Yield curve hysteria: don’t buy into the doom and gloom
I am not panicking, and neither should you. The stock market is ignoring the yield curve hysteria and not buying into a recession. Instead, all major markets are within a whisker of all-time highs again. This is rather extraordinary given the major volatility shakedown in February. Looking back, it seems everyone had predicted the markets had hit a top in January. Yet here we are, with five months left on the calendar and new highs being made.
Plus, recessions are part of a natural economic cycle. You may not like them, but there is no reason to fear them – or fear bear markets – despite what the media tells you.

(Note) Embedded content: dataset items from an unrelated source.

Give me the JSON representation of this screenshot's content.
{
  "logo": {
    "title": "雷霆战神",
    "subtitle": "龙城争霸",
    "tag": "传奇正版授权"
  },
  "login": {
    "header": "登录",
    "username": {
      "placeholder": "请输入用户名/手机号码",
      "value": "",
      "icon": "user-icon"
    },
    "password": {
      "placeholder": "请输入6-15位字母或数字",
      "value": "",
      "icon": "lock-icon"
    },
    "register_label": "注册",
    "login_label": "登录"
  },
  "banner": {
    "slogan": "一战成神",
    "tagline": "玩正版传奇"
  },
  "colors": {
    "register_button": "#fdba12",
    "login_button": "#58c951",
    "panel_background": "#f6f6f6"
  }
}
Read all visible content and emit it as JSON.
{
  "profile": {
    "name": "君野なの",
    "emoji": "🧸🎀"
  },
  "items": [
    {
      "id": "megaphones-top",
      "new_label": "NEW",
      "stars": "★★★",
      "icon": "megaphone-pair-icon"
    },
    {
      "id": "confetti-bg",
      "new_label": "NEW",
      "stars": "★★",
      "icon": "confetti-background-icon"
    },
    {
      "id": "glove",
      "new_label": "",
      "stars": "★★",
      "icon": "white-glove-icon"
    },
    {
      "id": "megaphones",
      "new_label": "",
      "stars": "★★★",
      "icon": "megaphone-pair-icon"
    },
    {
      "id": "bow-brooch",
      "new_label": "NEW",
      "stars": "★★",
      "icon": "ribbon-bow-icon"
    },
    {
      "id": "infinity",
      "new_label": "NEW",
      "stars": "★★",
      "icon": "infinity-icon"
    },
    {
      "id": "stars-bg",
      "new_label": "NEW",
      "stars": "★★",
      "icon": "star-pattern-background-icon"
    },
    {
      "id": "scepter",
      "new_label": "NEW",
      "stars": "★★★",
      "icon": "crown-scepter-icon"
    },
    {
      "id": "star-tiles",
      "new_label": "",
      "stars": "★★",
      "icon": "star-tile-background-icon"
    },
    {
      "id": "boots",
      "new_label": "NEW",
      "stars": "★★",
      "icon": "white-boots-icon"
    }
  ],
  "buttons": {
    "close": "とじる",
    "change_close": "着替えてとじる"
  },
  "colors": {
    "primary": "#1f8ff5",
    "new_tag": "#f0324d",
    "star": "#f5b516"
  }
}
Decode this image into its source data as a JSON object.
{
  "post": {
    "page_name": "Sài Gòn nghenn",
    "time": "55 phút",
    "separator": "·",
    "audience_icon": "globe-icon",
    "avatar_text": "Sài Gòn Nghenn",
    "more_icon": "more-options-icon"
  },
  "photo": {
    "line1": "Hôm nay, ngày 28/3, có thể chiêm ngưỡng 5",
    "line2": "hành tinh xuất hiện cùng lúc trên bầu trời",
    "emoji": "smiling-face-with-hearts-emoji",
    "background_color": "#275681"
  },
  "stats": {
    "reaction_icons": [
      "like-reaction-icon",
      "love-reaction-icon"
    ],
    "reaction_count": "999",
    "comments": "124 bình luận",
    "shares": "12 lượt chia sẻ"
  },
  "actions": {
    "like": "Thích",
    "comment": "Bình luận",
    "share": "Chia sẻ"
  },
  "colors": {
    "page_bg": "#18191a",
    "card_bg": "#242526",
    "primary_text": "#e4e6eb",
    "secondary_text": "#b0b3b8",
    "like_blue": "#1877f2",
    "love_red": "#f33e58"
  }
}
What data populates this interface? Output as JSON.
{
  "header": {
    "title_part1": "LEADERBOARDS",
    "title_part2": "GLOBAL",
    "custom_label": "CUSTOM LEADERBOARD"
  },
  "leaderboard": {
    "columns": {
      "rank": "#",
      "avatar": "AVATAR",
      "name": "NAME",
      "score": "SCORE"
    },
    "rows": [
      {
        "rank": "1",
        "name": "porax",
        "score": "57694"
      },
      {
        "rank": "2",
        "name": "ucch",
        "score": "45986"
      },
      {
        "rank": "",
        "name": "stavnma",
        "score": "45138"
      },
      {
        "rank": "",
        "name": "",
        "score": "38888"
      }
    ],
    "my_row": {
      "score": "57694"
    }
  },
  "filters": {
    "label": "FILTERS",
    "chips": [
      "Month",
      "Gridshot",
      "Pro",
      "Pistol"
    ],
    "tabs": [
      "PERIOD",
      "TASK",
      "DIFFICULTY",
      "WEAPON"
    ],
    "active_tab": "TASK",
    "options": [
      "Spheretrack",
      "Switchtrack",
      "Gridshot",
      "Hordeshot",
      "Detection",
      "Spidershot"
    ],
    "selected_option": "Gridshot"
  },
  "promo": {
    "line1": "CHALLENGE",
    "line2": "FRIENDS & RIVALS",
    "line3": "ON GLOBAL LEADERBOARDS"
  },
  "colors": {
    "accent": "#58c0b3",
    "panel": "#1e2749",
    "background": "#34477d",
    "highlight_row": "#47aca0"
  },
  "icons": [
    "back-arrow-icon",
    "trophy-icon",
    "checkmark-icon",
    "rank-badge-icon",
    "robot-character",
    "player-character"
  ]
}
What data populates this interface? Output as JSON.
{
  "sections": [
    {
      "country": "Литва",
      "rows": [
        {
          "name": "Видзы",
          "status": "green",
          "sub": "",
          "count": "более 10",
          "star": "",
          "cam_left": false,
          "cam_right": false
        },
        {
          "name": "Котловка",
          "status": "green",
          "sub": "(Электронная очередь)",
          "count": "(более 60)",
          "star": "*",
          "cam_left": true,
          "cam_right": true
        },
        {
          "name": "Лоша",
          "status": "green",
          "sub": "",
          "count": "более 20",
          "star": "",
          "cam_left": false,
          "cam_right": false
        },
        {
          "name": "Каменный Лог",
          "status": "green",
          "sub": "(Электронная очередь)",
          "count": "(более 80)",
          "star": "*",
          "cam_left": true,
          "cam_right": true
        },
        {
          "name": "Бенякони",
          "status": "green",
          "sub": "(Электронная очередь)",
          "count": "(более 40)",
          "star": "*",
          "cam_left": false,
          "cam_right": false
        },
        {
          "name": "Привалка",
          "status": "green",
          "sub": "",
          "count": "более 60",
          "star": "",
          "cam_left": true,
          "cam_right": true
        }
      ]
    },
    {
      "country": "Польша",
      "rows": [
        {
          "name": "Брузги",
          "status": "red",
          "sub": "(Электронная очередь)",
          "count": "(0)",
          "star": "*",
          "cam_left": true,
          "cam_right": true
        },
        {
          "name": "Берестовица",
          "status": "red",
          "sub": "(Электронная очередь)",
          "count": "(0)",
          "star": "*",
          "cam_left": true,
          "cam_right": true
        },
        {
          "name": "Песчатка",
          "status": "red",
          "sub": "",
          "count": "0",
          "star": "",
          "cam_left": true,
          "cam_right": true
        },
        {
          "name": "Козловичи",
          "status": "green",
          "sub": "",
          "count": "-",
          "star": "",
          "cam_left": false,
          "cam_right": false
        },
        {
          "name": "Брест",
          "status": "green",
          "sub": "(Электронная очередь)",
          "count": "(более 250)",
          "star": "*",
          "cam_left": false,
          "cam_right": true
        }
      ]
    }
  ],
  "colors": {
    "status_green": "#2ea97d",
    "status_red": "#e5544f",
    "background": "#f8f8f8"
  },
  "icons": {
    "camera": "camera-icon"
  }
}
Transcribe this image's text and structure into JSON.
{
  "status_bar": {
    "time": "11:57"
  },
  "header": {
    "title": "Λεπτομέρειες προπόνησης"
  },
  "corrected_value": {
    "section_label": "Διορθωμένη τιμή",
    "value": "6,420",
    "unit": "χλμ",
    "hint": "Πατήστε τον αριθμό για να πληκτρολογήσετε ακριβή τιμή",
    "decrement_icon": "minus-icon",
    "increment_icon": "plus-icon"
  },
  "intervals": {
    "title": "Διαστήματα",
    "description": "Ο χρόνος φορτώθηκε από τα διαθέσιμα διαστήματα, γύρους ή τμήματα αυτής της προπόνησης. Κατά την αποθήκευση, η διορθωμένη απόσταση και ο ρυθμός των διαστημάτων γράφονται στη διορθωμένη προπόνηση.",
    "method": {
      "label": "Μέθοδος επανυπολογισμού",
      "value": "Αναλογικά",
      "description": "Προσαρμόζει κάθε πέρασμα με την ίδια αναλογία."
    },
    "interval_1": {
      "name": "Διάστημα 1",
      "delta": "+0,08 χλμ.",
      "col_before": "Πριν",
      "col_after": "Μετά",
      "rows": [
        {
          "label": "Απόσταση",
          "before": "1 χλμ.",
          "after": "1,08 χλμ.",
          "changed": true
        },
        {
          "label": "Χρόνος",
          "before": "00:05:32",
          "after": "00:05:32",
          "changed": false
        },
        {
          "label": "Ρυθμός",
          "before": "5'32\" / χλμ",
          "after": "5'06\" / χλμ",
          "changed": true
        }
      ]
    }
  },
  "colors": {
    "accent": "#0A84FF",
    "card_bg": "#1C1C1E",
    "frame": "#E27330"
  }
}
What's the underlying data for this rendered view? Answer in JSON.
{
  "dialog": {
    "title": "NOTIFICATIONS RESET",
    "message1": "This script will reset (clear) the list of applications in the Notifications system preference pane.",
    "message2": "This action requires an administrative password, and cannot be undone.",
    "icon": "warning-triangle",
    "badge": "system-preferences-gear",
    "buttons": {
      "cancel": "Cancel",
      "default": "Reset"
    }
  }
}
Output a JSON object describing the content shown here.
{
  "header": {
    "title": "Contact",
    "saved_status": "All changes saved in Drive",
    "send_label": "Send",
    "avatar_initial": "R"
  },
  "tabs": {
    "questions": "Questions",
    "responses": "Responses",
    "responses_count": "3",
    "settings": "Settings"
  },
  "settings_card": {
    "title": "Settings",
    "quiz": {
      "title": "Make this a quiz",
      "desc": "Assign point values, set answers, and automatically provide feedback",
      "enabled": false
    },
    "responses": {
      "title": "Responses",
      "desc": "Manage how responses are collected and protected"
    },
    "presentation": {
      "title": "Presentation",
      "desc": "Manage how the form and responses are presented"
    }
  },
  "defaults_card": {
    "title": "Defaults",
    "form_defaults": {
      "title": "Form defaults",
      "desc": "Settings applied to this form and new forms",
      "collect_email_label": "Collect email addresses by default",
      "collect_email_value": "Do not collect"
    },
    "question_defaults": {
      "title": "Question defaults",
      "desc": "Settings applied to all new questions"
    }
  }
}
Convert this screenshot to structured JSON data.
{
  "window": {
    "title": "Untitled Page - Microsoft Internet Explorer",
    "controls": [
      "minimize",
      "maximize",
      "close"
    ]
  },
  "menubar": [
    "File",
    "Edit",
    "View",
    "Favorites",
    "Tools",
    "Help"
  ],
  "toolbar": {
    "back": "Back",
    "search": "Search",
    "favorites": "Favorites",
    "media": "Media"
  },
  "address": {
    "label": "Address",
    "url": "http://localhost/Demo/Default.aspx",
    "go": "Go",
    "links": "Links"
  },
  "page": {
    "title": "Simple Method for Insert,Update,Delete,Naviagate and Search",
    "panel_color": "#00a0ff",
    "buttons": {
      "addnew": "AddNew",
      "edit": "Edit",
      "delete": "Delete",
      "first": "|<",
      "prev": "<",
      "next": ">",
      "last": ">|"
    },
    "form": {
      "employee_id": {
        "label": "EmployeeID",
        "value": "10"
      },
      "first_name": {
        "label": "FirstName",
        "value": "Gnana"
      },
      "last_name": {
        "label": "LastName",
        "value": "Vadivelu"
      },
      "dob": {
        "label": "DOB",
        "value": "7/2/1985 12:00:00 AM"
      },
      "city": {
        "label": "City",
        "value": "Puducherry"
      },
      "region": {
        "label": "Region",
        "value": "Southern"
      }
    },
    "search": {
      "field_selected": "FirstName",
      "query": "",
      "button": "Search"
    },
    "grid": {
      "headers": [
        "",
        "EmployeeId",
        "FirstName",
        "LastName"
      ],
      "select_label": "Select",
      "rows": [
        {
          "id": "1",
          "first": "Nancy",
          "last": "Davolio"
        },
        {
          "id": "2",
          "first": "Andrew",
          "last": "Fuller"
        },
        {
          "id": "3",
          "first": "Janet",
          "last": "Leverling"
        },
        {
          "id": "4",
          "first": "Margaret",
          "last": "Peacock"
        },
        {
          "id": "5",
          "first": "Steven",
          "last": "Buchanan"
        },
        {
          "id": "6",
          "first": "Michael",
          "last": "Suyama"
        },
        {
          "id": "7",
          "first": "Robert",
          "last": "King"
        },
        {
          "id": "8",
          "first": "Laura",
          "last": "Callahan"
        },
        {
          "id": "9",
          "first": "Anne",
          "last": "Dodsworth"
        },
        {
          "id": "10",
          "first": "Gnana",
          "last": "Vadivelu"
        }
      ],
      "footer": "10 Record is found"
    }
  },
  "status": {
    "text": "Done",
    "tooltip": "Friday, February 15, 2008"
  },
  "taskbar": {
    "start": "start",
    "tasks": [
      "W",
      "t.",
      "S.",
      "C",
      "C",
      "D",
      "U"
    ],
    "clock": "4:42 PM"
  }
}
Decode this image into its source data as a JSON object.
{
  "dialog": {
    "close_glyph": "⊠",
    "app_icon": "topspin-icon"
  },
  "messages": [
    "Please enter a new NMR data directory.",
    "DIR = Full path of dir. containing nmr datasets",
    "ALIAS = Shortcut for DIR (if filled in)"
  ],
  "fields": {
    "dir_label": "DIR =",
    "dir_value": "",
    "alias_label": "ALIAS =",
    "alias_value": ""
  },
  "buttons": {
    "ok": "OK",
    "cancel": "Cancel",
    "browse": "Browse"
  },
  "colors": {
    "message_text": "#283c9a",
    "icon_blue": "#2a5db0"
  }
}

Let’s put the current market activity into some context. We are nearly 10 years removed from a devastating financial crisis that threatened to knock the world markets and economies back into the stone age. Hence, there was (and still is) a rather loose monetary policy, which was vital to re-stimulating risk takers.
The US took the lead on this policy, and the rest of the world followed. Central banks did what was necessary to pull the global economy back from the brink. You may argue against the timing and tactics, but they did the right thing in a crisis.
During the first eight years of recovery (we are in year nine now), there has been plenty of premium spread in the 2/10 year yield. For the most part, the spread has been over 150 bps due to the generous accommodation policy and very little inflation. Now we are seeing a smaller spread and higher inflation – but that’s not a bad thing.
Even though a flat yield curve sometimes leads to recession, history has shown it is not a guarantee.
Incidentally, the 2/10 spread is about 25 bps now, as the long end of the curve remains stubbornly low. This tells us that even as the Fed continues to unwind the balance sheet, there is still enormous demand for US Treasury bonds. Again, that’s not a bad situation to be in!
Pay attention to the markets and not the yield curve hysteria or anything else you can’t control. Remember that the bond market is more efficient than any market out there.